Court Overrules NLRB and Holds That Labor Arbitration Decisions Are Entitled to Deference

by Ralph F. Abbott, Jr.

For over 30 years, employers have been able to rely upon an arbitrator’s decision as final and binding under a doctrine known as the deferral doctrine.  That doctrine was threatened by a recent decision of the National Labor Relations Board, which overturned an arbitrator’s decision in a case involving Verizon.  Fortunately, the United States Court of Appeals for the D.C. Circuit has overturned that decision and ruled that, in most cases, the NLRB must defer to an arbitrator’s award and not second guess the arbitrator.

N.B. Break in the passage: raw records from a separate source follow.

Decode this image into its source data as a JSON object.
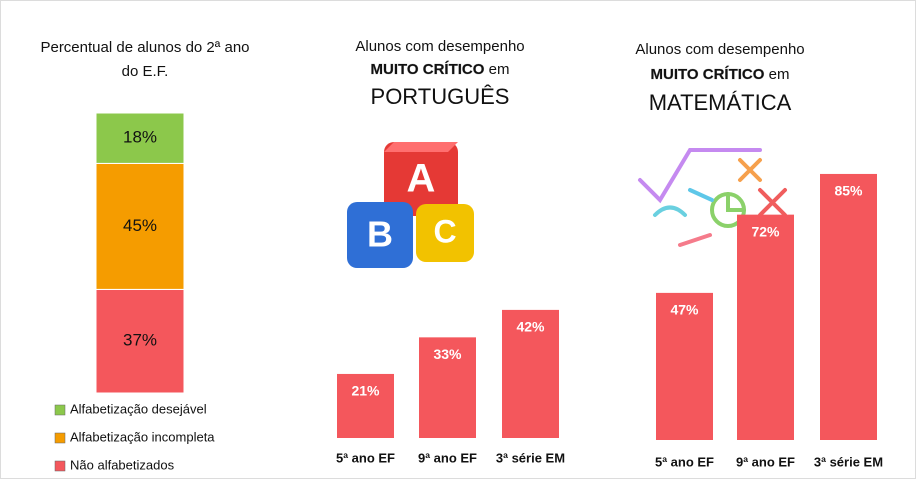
{
  "chart_data": [
    {
      "type": "stacked_bar",
      "title": [
        "Percentual de alunos do 2ª ano",
        "do E.F."
      ],
      "series": [
        {
          "name": "Não alfabetizados",
          "color": "#f4575c",
          "values": [
            37
          ],
          "value_labels": [
            "37%"
          ]
        },
        {
          "name": "Alfabetização incompleta",
          "color": "#f59c00",
          "values": [
            45
          ],
          "value_labels": [
            "45%"
          ]
        },
        {
          "name": "Alfabetização desejável",
          "color": "#8cc84b",
          "values": [
            18
          ],
          "value_labels": [
            "18%"
          ]
        }
      ]
    },
    {
      "type": "bar",
      "title": [
        "Alunos com desempenho",
        "MUITO CRÍTICO",
        "em",
        "PORTUGUÊS"
      ],
      "categories": [
        "5ª ano EF",
        "9ª ano EF",
        "3ª série EM"
      ],
      "values": [
        21,
        33,
        42
      ],
      "value_labels": [
        "21%",
        "33%",
        "42%"
      ],
      "color": "#f4575c"
    },
    {
      "type": "bar",
      "title": [
        "Alunos com desempenho",
        "MUITO CRÍTICO",
        "em",
        "MATEMÁTICA"
      ],
      "categories": [
        "5ª ano EF",
        "9ª ano EF",
        "3ª série EM"
      ],
      "values": [
        47,
        72,
        85
      ],
      "value_labels": [
        "47%",
        "72%",
        "85%"
      ],
      "color": "#f4575c"
    }
  ]
}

The facts in Verizon New England, Inc. v. NLRB, 2016 BL 197813, D.C. Cir., No. 15-1062 (6/21/16) are straightforward.  The collective bargaining agreement between the union and Verizon contained a waiver of the union’s right to picket:  “The union agrees that during the term of this agreement . . . it will not cause or permit its members to cause, nor will any member of the union take part in, any strike of or interference with any of the Company’s operations or picketing of any of the Company’s premises.”

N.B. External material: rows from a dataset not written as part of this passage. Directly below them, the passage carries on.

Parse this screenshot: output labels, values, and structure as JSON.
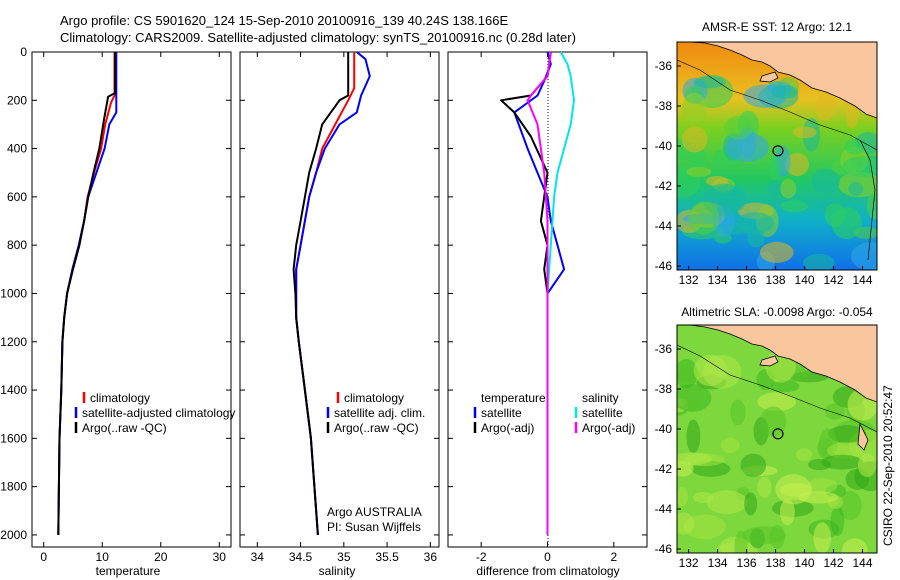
{
  "header": {
    "line1": "Argo profile: CS 5901620_124 15-Sep-2010 20100916_139 40.24S 138.166E",
    "line2": "Climatology: CARS2009. Satellite-adjusted climatology: synTS_20100916.nc (0.28d later)"
  },
  "colors": {
    "climatology": "#ff0000",
    "satellite": "#0000ff",
    "argo": "#000000",
    "satellite_salinity": "#00e5ee",
    "argo_salinity_adj": "#ff00ff",
    "land": "#f9c69d"
  },
  "chart_data": [
    {
      "type": "line",
      "id": "temperature",
      "xlabel": "temperature",
      "xlim": [
        -2,
        32
      ],
      "ylim": [
        0,
        2050
      ],
      "y_reversed": true,
      "xticks": [
        0,
        10,
        20,
        30
      ],
      "yticks": [
        0,
        200,
        400,
        600,
        800,
        1000,
        1200,
        1400,
        1600,
        1800,
        2000
      ],
      "legend": [
        "climatology",
        "satellite-adjusted climatology",
        "Argo(..raw -QC)"
      ],
      "series": [
        {
          "name": "climatology",
          "color": "#ff0000",
          "points": [
            [
              12.1,
              0
            ],
            [
              12.1,
              180
            ],
            [
              11.5,
              210
            ],
            [
              10.5,
              300
            ],
            [
              9.8,
              400
            ],
            [
              8.6,
              500
            ],
            [
              7.5,
              600
            ],
            [
              6.9,
              700
            ],
            [
              6.0,
              800
            ],
            [
              4.9,
              900
            ],
            [
              4.0,
              1000
            ],
            [
              3.5,
              1100
            ],
            [
              3.2,
              1200
            ],
            [
              3.0,
              1400
            ],
            [
              2.7,
              1600
            ],
            [
              2.6,
              1800
            ],
            [
              2.5,
              2000
            ]
          ]
        },
        {
          "name": "satellite-adjusted climatology",
          "color": "#0000ff",
          "points": [
            [
              12.4,
              0
            ],
            [
              12.4,
              250
            ],
            [
              11.2,
              300
            ],
            [
              10.4,
              400
            ],
            [
              9.0,
              500
            ],
            [
              7.6,
              600
            ],
            [
              6.9,
              700
            ],
            [
              6.0,
              800
            ],
            [
              4.9,
              900
            ],
            [
              4.0,
              1000
            ],
            [
              3.5,
              1100
            ],
            [
              3.2,
              1200
            ],
            [
              3.0,
              1400
            ],
            [
              2.7,
              1600
            ],
            [
              2.6,
              1800
            ],
            [
              2.5,
              2000
            ]
          ]
        },
        {
          "name": "Argo(..raw -QC)",
          "color": "#000000",
          "points": [
            [
              12.2,
              0
            ],
            [
              12.2,
              170
            ],
            [
              11.0,
              185
            ],
            [
              10.3,
              280
            ],
            [
              9.5,
              400
            ],
            [
              8.5,
              500
            ],
            [
              7.6,
              600
            ],
            [
              6.9,
              700
            ],
            [
              6.1,
              800
            ],
            [
              5.0,
              900
            ],
            [
              4.0,
              1000
            ],
            [
              3.5,
              1100
            ],
            [
              3.2,
              1200
            ],
            [
              3.0,
              1400
            ],
            [
              2.7,
              1600
            ],
            [
              2.6,
              1800
            ],
            [
              2.5,
              2000
            ]
          ]
        }
      ]
    },
    {
      "type": "line",
      "id": "salinity",
      "xlabel": "salinity",
      "xlim": [
        33.8,
        36.1
      ],
      "ylim": [
        0,
        2050
      ],
      "y_reversed": true,
      "xticks": [
        34,
        34.5,
        35,
        35.5,
        36
      ],
      "legend": [
        "climatology",
        "satellite adj. clim.",
        "Argo(..raw -QC)"
      ],
      "annotation": [
        "Argo AUSTRALIA",
        "PI: Susan Wijffels"
      ],
      "series": [
        {
          "name": "climatology",
          "color": "#ff0000",
          "points": [
            [
              35.12,
              0
            ],
            [
              35.12,
              150
            ],
            [
              35.05,
              200
            ],
            [
              34.9,
              300
            ],
            [
              34.75,
              400
            ],
            [
              34.68,
              500
            ],
            [
              34.6,
              600
            ],
            [
              34.55,
              700
            ],
            [
              34.5,
              800
            ],
            [
              34.45,
              900
            ],
            [
              34.45,
              1000
            ],
            [
              34.45,
              1100
            ],
            [
              34.48,
              1200
            ],
            [
              34.55,
              1400
            ],
            [
              34.62,
              1600
            ],
            [
              34.66,
              1800
            ],
            [
              34.7,
              2000
            ]
          ]
        },
        {
          "name": "satellite adj. clim.",
          "color": "#0000ff",
          "points": [
            [
              35.15,
              0
            ],
            [
              35.25,
              30
            ],
            [
              35.3,
              100
            ],
            [
              35.2,
              180
            ],
            [
              35.15,
              250
            ],
            [
              34.95,
              300
            ],
            [
              34.78,
              400
            ],
            [
              34.68,
              500
            ],
            [
              34.6,
              600
            ],
            [
              34.55,
              700
            ],
            [
              34.5,
              800
            ],
            [
              34.45,
              900
            ],
            [
              34.45,
              1000
            ],
            [
              34.45,
              1100
            ],
            [
              34.48,
              1200
            ],
            [
              34.55,
              1400
            ],
            [
              34.62,
              1600
            ],
            [
              34.66,
              1800
            ],
            [
              34.7,
              2000
            ]
          ]
        },
        {
          "name": "Argo(..raw -QC)",
          "color": "#000000",
          "points": [
            [
              35.05,
              0
            ],
            [
              35.05,
              180
            ],
            [
              34.95,
              200
            ],
            [
              34.75,
              300
            ],
            [
              34.68,
              400
            ],
            [
              34.6,
              500
            ],
            [
              34.55,
              600
            ],
            [
              34.5,
              700
            ],
            [
              34.45,
              800
            ],
            [
              34.42,
              900
            ],
            [
              34.44,
              1000
            ],
            [
              34.45,
              1100
            ],
            [
              34.48,
              1200
            ],
            [
              34.55,
              1400
            ],
            [
              34.62,
              1600
            ],
            [
              34.66,
              1800
            ],
            [
              34.7,
              2000
            ]
          ]
        }
      ]
    },
    {
      "type": "line",
      "id": "difference",
      "xlabel": "difference from climatology",
      "xlim": [
        -3,
        3
      ],
      "ylim": [
        0,
        2050
      ],
      "y_reversed": true,
      "xticks": [
        -2,
        0,
        2
      ],
      "legend_groups": [
        {
          "heading": "temperature",
          "entries": [
            "satellite",
            "Argo(-adj)"
          ]
        },
        {
          "heading": "salinity",
          "entries": [
            "satellite",
            "Argo(-adj)"
          ]
        }
      ],
      "series": [
        {
          "name": "temperature satellite",
          "color": "#0000ff",
          "points": [
            [
              0,
              0
            ],
            [
              0.1,
              50
            ],
            [
              -0.1,
              120
            ],
            [
              -0.3,
              180
            ],
            [
              -1.0,
              250
            ],
            [
              -0.6,
              400
            ],
            [
              -0.3,
              500
            ],
            [
              0.0,
              600
            ],
            [
              0.1,
              700
            ],
            [
              0.3,
              800
            ],
            [
              0.5,
              900
            ],
            [
              0.0,
              1000
            ],
            [
              0.0,
              1200
            ],
            [
              0.0,
              2000
            ]
          ]
        },
        {
          "name": "temperature Argo(-adj)",
          "color": "#000000",
          "points": [
            [
              0.1,
              0
            ],
            [
              0.0,
              100
            ],
            [
              -0.5,
              180
            ],
            [
              -1.4,
              200
            ],
            [
              -1.0,
              250
            ],
            [
              -0.5,
              350
            ],
            [
              0.0,
              500
            ],
            [
              -0.2,
              700
            ],
            [
              0.0,
              800
            ],
            [
              -0.1,
              900
            ],
            [
              0.0,
              1000
            ],
            [
              0.0,
              2000
            ]
          ]
        },
        {
          "name": "salinity satellite",
          "color": "#00e5ee",
          "points": [
            [
              0.4,
              0
            ],
            [
              0.6,
              50
            ],
            [
              0.7,
              100
            ],
            [
              0.8,
              200
            ],
            [
              0.7,
              300
            ],
            [
              0.5,
              400
            ],
            [
              0.3,
              500
            ],
            [
              0.2,
              600
            ],
            [
              0.1,
              800
            ],
            [
              0.0,
              1000
            ],
            [
              0.0,
              2000
            ]
          ]
        },
        {
          "name": "salinity Argo(-adj)",
          "color": "#ff00ff",
          "points": [
            [
              0.1,
              0
            ],
            [
              0.0,
              100
            ],
            [
              -0.5,
              180
            ],
            [
              -0.6,
              200
            ],
            [
              -0.3,
              300
            ],
            [
              -0.1,
              500
            ],
            [
              0.0,
              700
            ],
            [
              0.0,
              2000
            ]
          ]
        }
      ]
    },
    {
      "type": "heatmap",
      "id": "sst_map",
      "title": "AMSR-E SST: 12 Argo: 12.1",
      "xlim": [
        131.2,
        145
      ],
      "ylim": [
        -46.2,
        -34.8
      ],
      "xticks": [
        132,
        134,
        136,
        138,
        140,
        142,
        144
      ],
      "yticks": [
        -36,
        -38,
        -40,
        -42,
        -44,
        -46
      ],
      "marker": [
        138.166,
        -40.24
      ]
    },
    {
      "type": "heatmap",
      "id": "sla_map",
      "title": "Altimetric SLA: -0.0098 Argo: -0.054",
      "xlim": [
        131.2,
        145
      ],
      "ylim": [
        -46.2,
        -34.8
      ],
      "xticks": [
        132,
        134,
        136,
        138,
        140,
        142,
        144
      ],
      "yticks": [
        -36,
        -38,
        -40,
        -42,
        -44,
        -46
      ],
      "marker": [
        138.166,
        -40.24
      ]
    }
  ],
  "footer": {
    "side_label": "CSIRO 22-Sep-2010 20:52:47"
  }
}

In 2008, a few months before the labor agreement was set to expire, the union planned to picket three Verizon facilities.  Picket signs were prepared, but rather than engage in what is commonly understood as “picketing,” employees visually displayed the signs in the windshields of their cars while parked on Verizon property.  Verizon ordered the employees to remove the signs in their cars, and the employees complied, but the union filed an unfair labor practice with the NLRB.

The Board’s Regional Director declined to rule on the union’s ULP charge and instead directed the parties to arbitration under the labor agreement’s grievance/arbitration procedure, finding that the dispute arose “from the contract between the parties.”  The union submitted to arbitration the issue of whether Verizon’s order that employees remove the signs from their parked cars had violated the labor agreement.  The arbitration panel ruled for Verizon, relying upon the provision in the collective bargaining agreement that expressly waived the union members’ right to picket.  The panel decided that the visible display of the signs in the cars was a form of “picketing.”

Notwithstanding the arbitration panel’s award, the NLRB refused to defer to the panel’s decision and issued a complaint against Verizon, alleging that Verizon had violated Section 8 of the NLRB by ordering employees to remove the signs from the cars.  An Administrative Law Judge ruled that the arbitration award in Verizon’s favor should be deferred to because the decision was not repugnant to the NLRA.  That ruling was overturned by the NLRB on appeal. The NLRB refused to defer to the arbitration panel’s decision and ruled that the arbitration decision was indeed “repugnant” to the Act.  The NLRB found that the union’s waiver of “picketing” did not apply to the employees’ right to display pro-union signs in parked cars.

The D.C. Circuit Court rejected the Board’s refusal to defer to the arbitration panel’s decision.  The court held that the arbitration panel’s view was reasonable and “far from egregiously wrong especially where the cars were lined up in the employer’s parking lot and thus visible to passers-by in the same way as a picket line.”  The court concluded that the panel’s award was neither repugnant to the NLRA nor a “palpably wrong” interpretation of Verizon’s contract with the union and therefore the NLRB should have deferred to the arbitration award.

Lesson 

This decision reinforces the vitality of the deferral doctrine as announced by the NLRB over 30 years ago.  The standard that the Board has long used to review arbitration decisions remains highly deferential to the arbitrator.  In most instances this should result in an arbitration award being final and binding, which is the intent of the parties when negotiating their grievance/arbitration procedures.